Breaks from social media strengthen relationships

By Clare McGreevy 

On a beautiful Tuesday afternoon, I sat outside of Traditions at a table with friends. The sun was out and the birds were chirping, but I suddenly realized I couldn’t hear any other sounds when I looked up in the middle of stalking my cousin’s boyfriend’s friend’s sister on Instagram. I became glaringly aware that each person around the table was also on their phone.

Screen time distracts from the present. (Flickr)

I didn’t want to be rude and call them out, especially because I only rose above ignoring the world and burying my face in my phone within the last couple of seconds.

I sat and waited for someone else to gain the same awareness. The closest that we came to was an “Oh my god, look what so-and-so just texted me” and a brief follow-up conversation before everyone sank back into their respective internet holes.

This may not be a constant theme in everyone’s day-to-day social lives, but if we don’t all act this way once in a while, we at least know many people who do.

Our generation has grown up alongside the rise of the smartphone, and has inevitably become more attached to technology and social media than most would agree is healthy. Many would call it an addiction, but I wouldn’t go so far. We have the power and the ability to unplug, but casually immersing ourselves in our phones at any and all social events has become the norm. Consequently, we are not paying enough attention to how far it has gone.

It’s sad that the majority of our generation can’t sit down to eat a meal without checking our phones every few minutes or even, in the case of my lunch at Traditions, immersing ourselves so deeply in social media that we’re unaware of the atmosphere around us.
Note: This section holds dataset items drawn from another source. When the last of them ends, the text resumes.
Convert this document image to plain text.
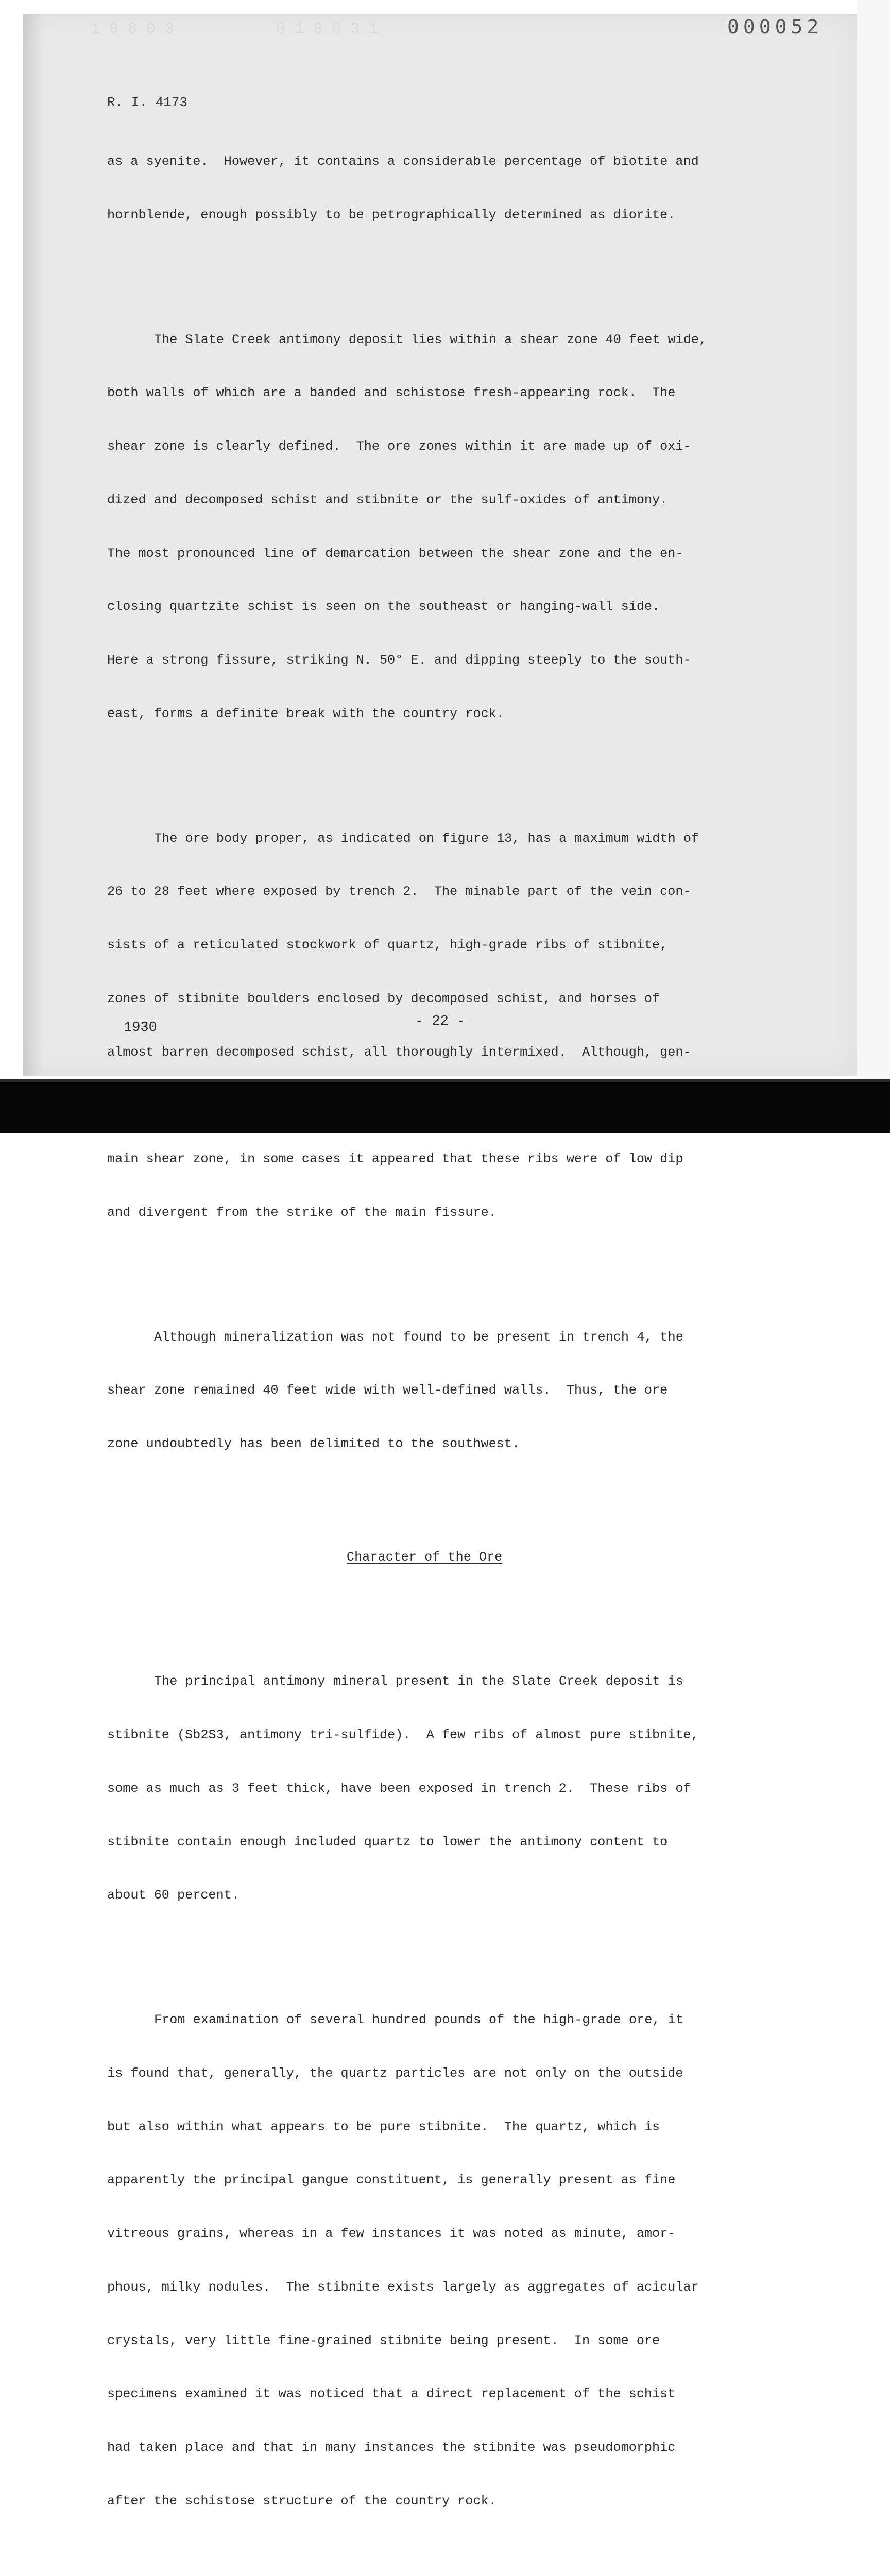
1 0 8 0 3           0 1 8 0 3 1	000052
R. I. 4173

as a syenite.  However, it contains a considerable percentage of biotite and

hornblende, enough possibly to be petrographically determined as diorite.

The Slate Creek antimony deposit lies within a shear zone 40 feet wide,

both walls of which are a banded and schistose fresh-appearing rock.  The

shear zone is clearly defined.  The ore zones within it are made up of oxi-

dized and decomposed schist and stibnite or the sulf-oxides of antimony.

The most pronounced line of demarcation between the shear zone and the en-

closing quartzite schist is seen on the southeast or hanging-wall side.

Here a strong fissure, striking N. 50° E. and dipping steeply to the south-

east, forms a definite break with the country rock.

The ore body proper, as indicated on figure 13, has a maximum width of

26 to 28 feet where exposed by trench 2.  The minable part of the vein con-

sists of a reticulated stockwork of quartz, high-grade ribs of stibnite,

zones of stibnite boulders enclosed by decomposed schist, and horses of

almost barren decomposed schist, all thoroughly intermixed.  Although, gen-

main shear zone, in some cases it appeared that these ribs were of low dip

and divergent from the strike of the main fissure.

Although mineralization was not found to be present in trench 4, the

shear zone remained 40 feet wide with well-defined walls.  Thus, the ore

zone undoubtedly has been delimited to the southwest.

Character of the Ore

The principal antimony mineral present in the Slate Creek deposit is

stibnite (Sb2S3, antimony tri-sulfide).  A few ribs of almost pure stibnite,

some as much as 3 feet thick, have been exposed in trench 2.  These ribs of

stibnite contain enough included quartz to lower the antimony content to

about 60 percent.

From examination of several hundred pounds of the high-grade ore, it

is found that, generally, the quartz particles are not only on the outside

but also within what appears to be pure stibnite.  The quartz, which is

apparently the principal gangue constituent, is generally present as fine

vitreous grains, whereas in a few instances it was noted as minute, amor-

phous, milky nodules.  The stibnite exists largely as aggregates of acicular

crystals, very little fine-grained stibnite being present.  In some ore

specimens examined it was noticed that a direct replacement of the schist

had taken place and that in many instances the stibnite was pseudomorphic

after the schistose structure of the country rock.

1930	- 22 -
This can be scary, especially considering it may only get worse with time. Modern technology has resulted in amazing and useful tools that make our lives easier and we should all appreciate the advantages they provide, but we still need to ask ourselves, “at what cost?”

There’s a certain freedom that comes with being disconnected. I am much clumsier than the average person and break my phone about once a year, resulting in the loss of technology for a couple of days while I wait for a new one to be shipped to me. This can be frustrating, like when I need to text a classmate about homework or want to make plans with friends, but it is also liberating.
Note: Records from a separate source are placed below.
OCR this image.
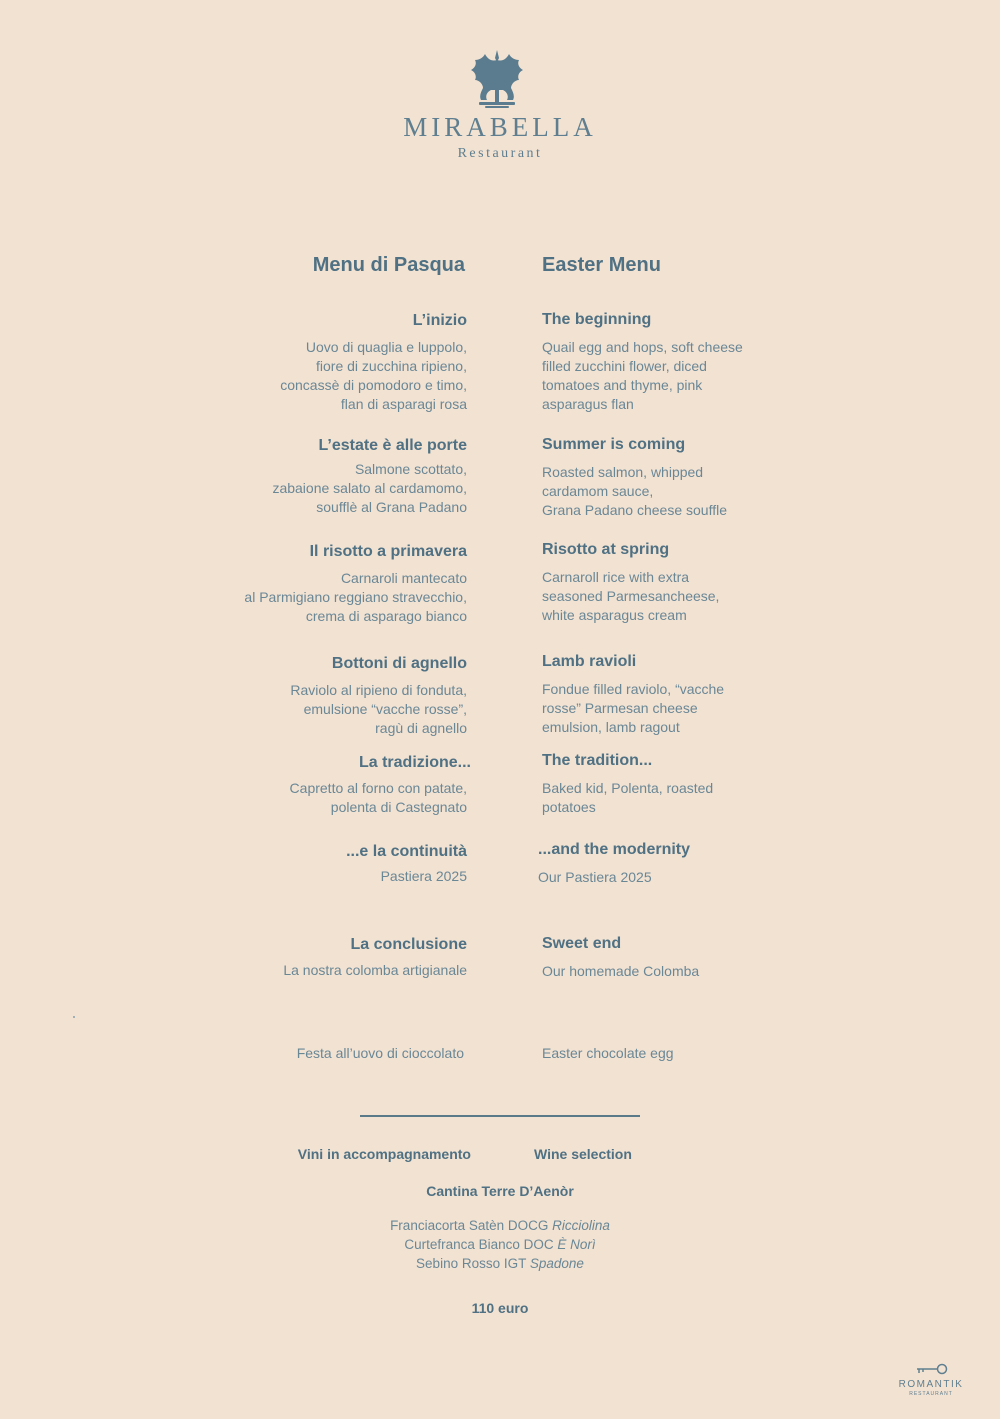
MIRABELLA
Restaurant
Menu di Pasqua	Easter Menu
L’inizio
Uovo di quaglia e luppolo,
fiore di zucchina ripieno,
concassè di pomodoro e timo,
flan di asparagi rosa
The beginning
Quail egg and hops, soft cheese
filled zucchini flower, diced
tomatoes and thyme, pink
asparagus flan
L’estate è alle porte
Salmone scottato,
zabaione salato al cardamomo,
soufflè al Grana Padano
Summer is coming
Roasted salmon, whipped
cardamom sauce,
Grana Padano cheese souffle
Il risotto a primavera
Carnaroli mantecato
al Parmigiano reggiano stravecchio,
crema di asparago bianco
Risotto at spring
Carnaroll rice with extra
seasoned Parmesancheese,
white asparagus cream
Bottoni di agnello
Raviolo al ripieno di fonduta,
emulsione “vacche rosse”,
ragù di agnello
Lamb ravioli
Fondue filled raviolo, “vacche
rosse” Parmesan cheese
emulsion, lamb ragout
La tradizione...
Capretto al forno con patate,
polenta di Castegnato
The tradition...
Baked kid, Polenta, roasted
potatoes
...e la continuità
Pastiera 2025
...and the modernity
Our Pastiera 2025
La conclusione
La nostra colomba artigianale
Sweet end
Our homemade Colomba
Festa all’uovo di cioccolato	Easter chocolate egg
Vini in accompagnamento	Wine selection
Cantina Terre D’Aenòr
Franciacorta Satèn DOCG Ricciolina
Curtefranca Bianco DOC È Norì
Sebino Rosso IGT Spadone
110 euro
ROMANTIK
RESTAURANT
During my senior year of high school, I went without a phone for three days and got more homework done. I went to bed earlier, feel asleep more easily and actually got ready for school with extra time to eat breakfast. This is likely because I didn’t waste half an hour scrolling through Buzzfeed articles about my astrological sign or watching videos of puppies on Facebook.
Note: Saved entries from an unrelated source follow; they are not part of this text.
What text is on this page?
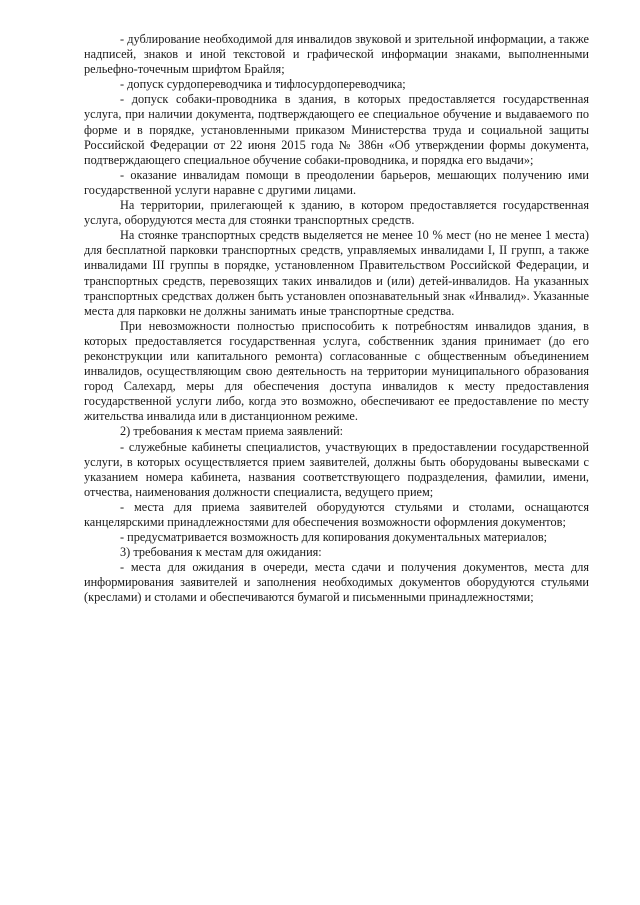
- дублирование необходимой для инвалидов звуковой и зрительной информации, а также надписей, знаков и иной текстовой и графической информации знаками, выполненными рельефно-точечным шрифтом Брайля;

- допуск сурдопереводчика и тифлосурдопереводчика;

- допуск собаки-проводника в здания, в которых предоставляется государственная услуга, при наличии документа, подтверждающего ее специальное обучение и выдаваемого по форме и в порядке, установленными приказом Министерства труда и социальной защиты Российской Федерации от 22 июня 2015 года № 386н «Об утверждении формы документа, подтверждающего специальное обучение собаки-проводника, и порядка его выдачи»;

- оказание инвалидам помощи в преодолении барьеров, мешающих получению ими государственной услуги наравне с другими лицами.

На территории, прилегающей к зданию, в котором предоставляется государственная услуга, оборудуются места для стоянки транспортных средств.

На стоянке транспортных средств выделяется не менее 10 % мест (но не менее 1 места) для бесплатной парковки транспортных средств, управляемых инвалидами I, II групп, а также инвалидами III группы в порядке, установленном Правительством Российской Федерации, и транспортных средств, перевозящих таких инвалидов и (или) детей-инвалидов. На указанных транспортных средствах должен быть установлен опознавательный знак «Инвалид». Указанные места для парковки не должны занимать иные транспортные средства.

При невозможности полностью приспособить к потребностям инвалидов здания, в которых предоставляется государственная услуга, собственник здания принимает (до его реконструкции или капитального ремонта) согласованные с общественным объединением инвалидов, осуществляющим свою деятельность на территории муниципального образования город Салехард, меры для обеспечения доступа инвалидов к месту предоставления государственной услуги либо, когда это возможно, обеспечивают ее предоставление по месту жительства инвалида или в дистанционном режиме.

2) требования к местам приема заявлений:

- служебные кабинеты специалистов, участвующих в предоставлении государственной услуги, в которых осуществляется прием заявителей, должны быть оборудованы вывесками с указанием номера кабинета, названия соответствующего подразделения, фамилии, имени, отчества, наименования должности специалиста, ведущего прием;

- места для приема заявителей оборудуются стульями и столами, оснащаются канцелярскими принадлежностями для обеспечения возможности оформления документов;

- предусматривается возможность для копирования документальных материалов;

3) требования к местам для ожидания:

- места для ожидания в очереди, места сдачи и получения документов, места для информирования заявителей и заполнения необходимых документов оборудуются стульями (креслами) и столами и обеспечиваются бумагой и письменными принадлежностями;
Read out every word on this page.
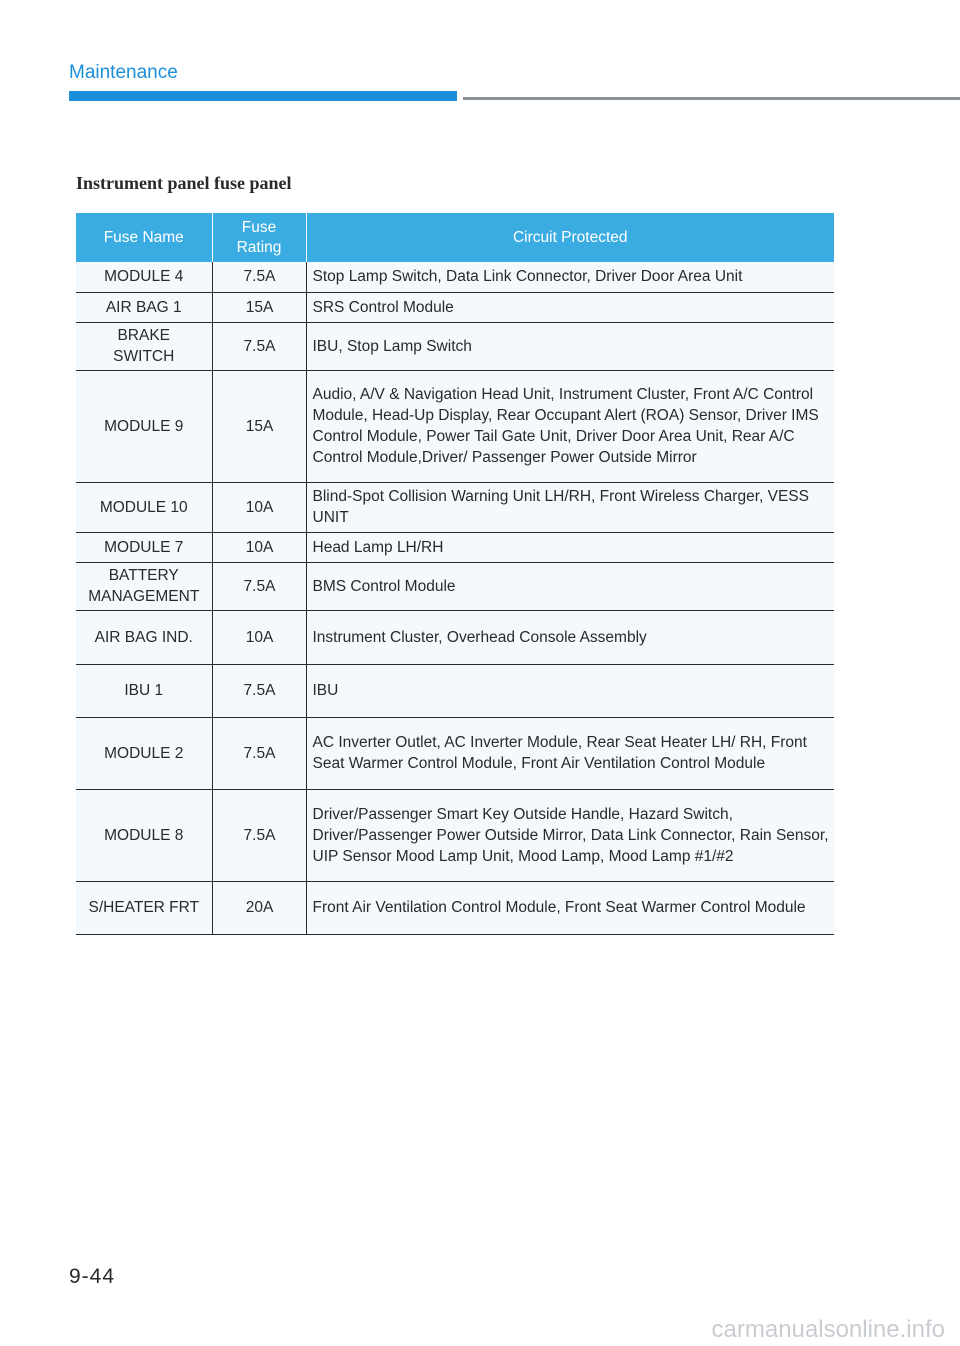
Maintenance
Instrument panel fuse panel
Fuse Name	Fuse Rating	Circuit Protected
MODULE 4	7.5A	Stop Lamp Switch, Data Link Connector, Driver Door Area Unit
AIR BAG 1	15A	SRS Control Module
BRAKE SWITCH	7.5A	IBU, Stop Lamp Switch
MODULE 9	15A	Audio, A/V & Navigation Head Unit, Instrument Cluster, Front A/C Control Module, Head-Up Display, Rear Occupant Alert (ROA) Sensor, Driver IMS Control Module, Power Tail Gate Unit, Driver Door Area Unit, Rear A/C Control Module,Driver/ Passenger Power Outside Mirror
MODULE 10	10A	Blind-Spot Collision Warning Unit LH/RH, Front Wireless Charger, VESS UNIT
MODULE 7	10A	Head Lamp LH/RH
BATTERY MANAGEMENT	7.5A	BMS Control Module
AIR BAG IND.	10A	Instrument Cluster, Overhead Console Assembly
IBU 1	7.5A	IBU
MODULE 2	7.5A	AC Inverter Outlet, AC Inverter Module, Rear Seat Heater LH/ RH, Front Seat Warmer Control Module, Front Air Ventilation Control Module
MODULE 8	7.5A	Driver/Passenger Smart Key Outside Handle, Hazard Switch, Driver/Passenger Power Outside Mirror, Data Link Connector, Rain Sensor, UIP Sensor Mood Lamp Unit, Mood Lamp, Mood Lamp #1/#2
S/HEATER FRT	20A	Front Air Ventilation Control Module, Front Seat Warmer Control Module
9-44
carmanualsonline.info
Those three days made me realize that although technology provides us with so many benefits in the realm of information and connectedness, it simultaneously prohibits real life productivity and progress. Remembering to put our phones down once in a while is a crucial decision that we all need to make in order to stay grounded in reality.

Students share opinions around campus

“Should social media use be limited?”

Ben Alicandri, a freshman chemistry major. (Emmy Liederman / Opinions Editor)

“Social media is a useful tool. If we didn’t use it as much as we do, it would be a waste.”

Krishalei Loquiao, a freshman special education and English dual major. (Emmy Liederman / Opinions Editor)

“Social media is a huge distraction and can cause unnecessary drama.”